The claimant started working for the respondent on 14th June 2019 as a laser operator. He did not have a written contract of employment although references were made to the employee handbook which was available online. However, the Tribunal found that the claimant had not been ‘added’ for the purpose of viewing this handbook.
An issue arose in March 2020 when on the 16th March one of the claimant’s colleagues displayed Covid-19 symptoms and was sent home to self-isolate. The claimant later stated that he had worked with the colleague (albeit on an erroneous date) and that he had subsequently developed similar symptoms. The company’s approach to the first national lockdown was to remain open and that health and safety steps would be put in place. This involved a risk assessment being carried out by an external professional which led to recommendations relating to social distancing, wiping down surfaces and staggering start/finish times. The Tribunal found that due to the size of the respondent’s work that it was possible to have sufficient social distancing in place.
The measures were reiterated to the employees to ensure compliance. Following the 27th March 2020 the claimant messaged his line manager stating that he has no alternative but to stay off work until lockdown eased. This was on the basis of having a child at high risk as well as a young baby in the house. This position continued with no contact between the claimant and respondent until 24th April when the claimant sent a text message to his line manager to say that he had been told he was sacked for self-isolating. The Tribunal found that the claimant’s reason for self-isolating was not in relation to the working conditions at the respondent, rather his concerns were about Covid-19 generally. The Tribunal also noted that the claimant had not raised any concerns to managerial staff to the extent that he felt unsafe in the workplace.

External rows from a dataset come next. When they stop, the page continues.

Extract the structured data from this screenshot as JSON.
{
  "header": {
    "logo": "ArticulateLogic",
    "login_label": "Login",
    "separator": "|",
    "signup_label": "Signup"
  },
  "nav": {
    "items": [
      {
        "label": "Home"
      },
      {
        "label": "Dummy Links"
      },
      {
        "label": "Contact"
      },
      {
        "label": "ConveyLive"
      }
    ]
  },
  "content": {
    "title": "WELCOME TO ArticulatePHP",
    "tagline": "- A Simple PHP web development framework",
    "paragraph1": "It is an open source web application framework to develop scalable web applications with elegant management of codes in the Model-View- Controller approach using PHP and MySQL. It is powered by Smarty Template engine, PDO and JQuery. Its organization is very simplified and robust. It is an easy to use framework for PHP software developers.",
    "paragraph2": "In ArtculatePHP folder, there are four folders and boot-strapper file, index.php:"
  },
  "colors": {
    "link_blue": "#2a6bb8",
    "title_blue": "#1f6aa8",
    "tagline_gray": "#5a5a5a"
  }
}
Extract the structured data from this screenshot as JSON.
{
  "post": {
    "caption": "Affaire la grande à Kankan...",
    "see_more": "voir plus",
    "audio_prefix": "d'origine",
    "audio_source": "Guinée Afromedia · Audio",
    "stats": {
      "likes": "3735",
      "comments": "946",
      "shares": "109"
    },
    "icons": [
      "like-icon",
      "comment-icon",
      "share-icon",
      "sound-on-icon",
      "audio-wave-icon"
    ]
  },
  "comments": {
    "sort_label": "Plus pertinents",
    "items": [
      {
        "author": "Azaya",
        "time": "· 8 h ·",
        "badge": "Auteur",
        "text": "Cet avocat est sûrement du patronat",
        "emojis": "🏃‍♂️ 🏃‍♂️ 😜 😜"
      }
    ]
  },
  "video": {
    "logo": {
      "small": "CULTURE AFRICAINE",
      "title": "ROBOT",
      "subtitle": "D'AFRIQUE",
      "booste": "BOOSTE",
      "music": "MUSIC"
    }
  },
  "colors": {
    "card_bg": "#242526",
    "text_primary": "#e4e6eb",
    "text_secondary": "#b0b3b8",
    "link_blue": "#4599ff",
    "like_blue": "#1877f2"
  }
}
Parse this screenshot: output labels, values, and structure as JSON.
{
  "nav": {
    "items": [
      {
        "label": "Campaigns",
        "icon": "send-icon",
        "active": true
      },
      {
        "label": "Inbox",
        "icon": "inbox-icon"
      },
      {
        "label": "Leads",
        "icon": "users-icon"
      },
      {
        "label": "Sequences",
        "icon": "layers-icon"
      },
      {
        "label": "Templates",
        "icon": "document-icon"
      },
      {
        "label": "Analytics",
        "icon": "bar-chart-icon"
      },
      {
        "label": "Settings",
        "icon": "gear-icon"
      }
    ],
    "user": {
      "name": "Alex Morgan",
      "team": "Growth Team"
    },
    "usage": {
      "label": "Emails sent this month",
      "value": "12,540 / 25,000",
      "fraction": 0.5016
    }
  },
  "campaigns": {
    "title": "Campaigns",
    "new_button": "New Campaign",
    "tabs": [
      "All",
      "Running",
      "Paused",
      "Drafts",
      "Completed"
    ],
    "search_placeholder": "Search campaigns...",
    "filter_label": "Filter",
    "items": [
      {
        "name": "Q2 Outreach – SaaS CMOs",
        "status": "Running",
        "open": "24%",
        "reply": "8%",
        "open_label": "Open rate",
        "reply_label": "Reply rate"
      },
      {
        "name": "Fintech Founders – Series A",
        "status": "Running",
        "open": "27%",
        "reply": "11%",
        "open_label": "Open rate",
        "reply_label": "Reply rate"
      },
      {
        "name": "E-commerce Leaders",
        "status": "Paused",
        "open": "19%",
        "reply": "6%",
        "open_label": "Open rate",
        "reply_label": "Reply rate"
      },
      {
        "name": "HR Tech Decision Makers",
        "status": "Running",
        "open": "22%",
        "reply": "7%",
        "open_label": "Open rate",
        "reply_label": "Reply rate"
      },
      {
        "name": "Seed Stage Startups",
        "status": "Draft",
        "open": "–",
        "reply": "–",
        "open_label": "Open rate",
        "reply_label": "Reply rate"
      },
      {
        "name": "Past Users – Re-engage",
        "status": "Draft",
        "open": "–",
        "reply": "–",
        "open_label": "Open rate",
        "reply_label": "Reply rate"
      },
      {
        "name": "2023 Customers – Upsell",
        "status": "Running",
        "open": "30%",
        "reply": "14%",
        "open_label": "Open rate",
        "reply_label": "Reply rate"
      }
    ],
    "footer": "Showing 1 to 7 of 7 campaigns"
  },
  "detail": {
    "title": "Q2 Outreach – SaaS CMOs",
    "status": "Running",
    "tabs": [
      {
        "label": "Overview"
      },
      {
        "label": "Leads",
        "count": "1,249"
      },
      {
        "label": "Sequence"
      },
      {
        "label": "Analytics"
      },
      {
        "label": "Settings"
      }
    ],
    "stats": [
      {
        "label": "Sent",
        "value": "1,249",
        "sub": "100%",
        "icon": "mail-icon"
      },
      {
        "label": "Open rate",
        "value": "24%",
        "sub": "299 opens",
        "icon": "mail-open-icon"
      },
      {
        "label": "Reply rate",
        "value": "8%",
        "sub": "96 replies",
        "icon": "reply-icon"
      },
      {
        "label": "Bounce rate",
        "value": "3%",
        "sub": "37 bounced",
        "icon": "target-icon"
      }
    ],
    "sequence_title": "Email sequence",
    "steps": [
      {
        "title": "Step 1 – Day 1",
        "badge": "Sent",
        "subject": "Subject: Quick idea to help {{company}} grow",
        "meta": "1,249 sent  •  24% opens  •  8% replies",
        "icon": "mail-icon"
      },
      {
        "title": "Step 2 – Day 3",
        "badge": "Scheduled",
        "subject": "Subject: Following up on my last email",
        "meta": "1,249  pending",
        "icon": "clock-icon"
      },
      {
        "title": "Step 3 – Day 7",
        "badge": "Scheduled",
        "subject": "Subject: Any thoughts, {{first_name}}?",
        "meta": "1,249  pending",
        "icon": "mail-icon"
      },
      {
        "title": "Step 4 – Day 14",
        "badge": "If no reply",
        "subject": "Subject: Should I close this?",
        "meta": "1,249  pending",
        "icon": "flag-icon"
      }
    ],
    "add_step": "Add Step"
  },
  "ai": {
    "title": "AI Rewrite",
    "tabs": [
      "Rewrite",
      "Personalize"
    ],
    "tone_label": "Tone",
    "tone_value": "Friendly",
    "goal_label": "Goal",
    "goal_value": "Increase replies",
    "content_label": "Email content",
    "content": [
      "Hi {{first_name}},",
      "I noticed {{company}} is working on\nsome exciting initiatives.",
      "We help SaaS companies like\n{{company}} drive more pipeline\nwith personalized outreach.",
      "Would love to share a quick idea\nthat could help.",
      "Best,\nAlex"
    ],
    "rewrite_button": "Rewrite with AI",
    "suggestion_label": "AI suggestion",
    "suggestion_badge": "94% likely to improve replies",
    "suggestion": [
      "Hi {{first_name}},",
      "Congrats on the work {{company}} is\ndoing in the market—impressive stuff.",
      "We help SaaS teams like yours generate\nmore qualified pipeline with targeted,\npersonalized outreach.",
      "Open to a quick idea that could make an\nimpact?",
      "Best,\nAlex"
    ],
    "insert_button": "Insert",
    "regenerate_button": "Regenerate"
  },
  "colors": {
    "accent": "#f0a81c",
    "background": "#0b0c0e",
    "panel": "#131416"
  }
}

The first difficulty for the claimant was that he did not have two years’ continuous service for the protection from being unfairly dismissed (one year required in Northern Ireland). Therefore, he claimed it was automatically unfair on the basis that he was working in circumstances which he reasonable believed to have the effect of serious and imminent danger. The respondent relied upon Oudahar v Esporta Group (2011) which outlined that to rely upon this automatically unfair reason there is an onus on a claimant to take appropriate steps such as communicating the danger to the employer.
The difficulty the claimant had was that there was evidence that he had transported his friend to hospital when he was in a self-isolation period. Accordingly, the Tribunal found that there was not any objectively reasonable belief that there was a danger in the workplace which was clear when the claimant did not cite any risks in the workplace when he indicated that he was going off to self-isolate. Additionally, the large size of the respondent’s workplace and small number of employees allowed for social distancing to be easily implemented. As a result, the claimant’s case was dismissed.
Practical Lessons
It is likely that many more of these cases will come before the Tribunal. The decision here demonstrates that the court will still require that there is an objectively reasonable belief that there was a serious and imminent danger related to the workplace which had to be averted. In looking at this objectively, it goes to the heart of the claimant’s conduct and the reasons he had outlined at the time when he had decided to go off. A big factor in these cases is likely to be whether the claimant had outlined any difficulties or dangers within the workplace rather than general points made relating to Covid-19.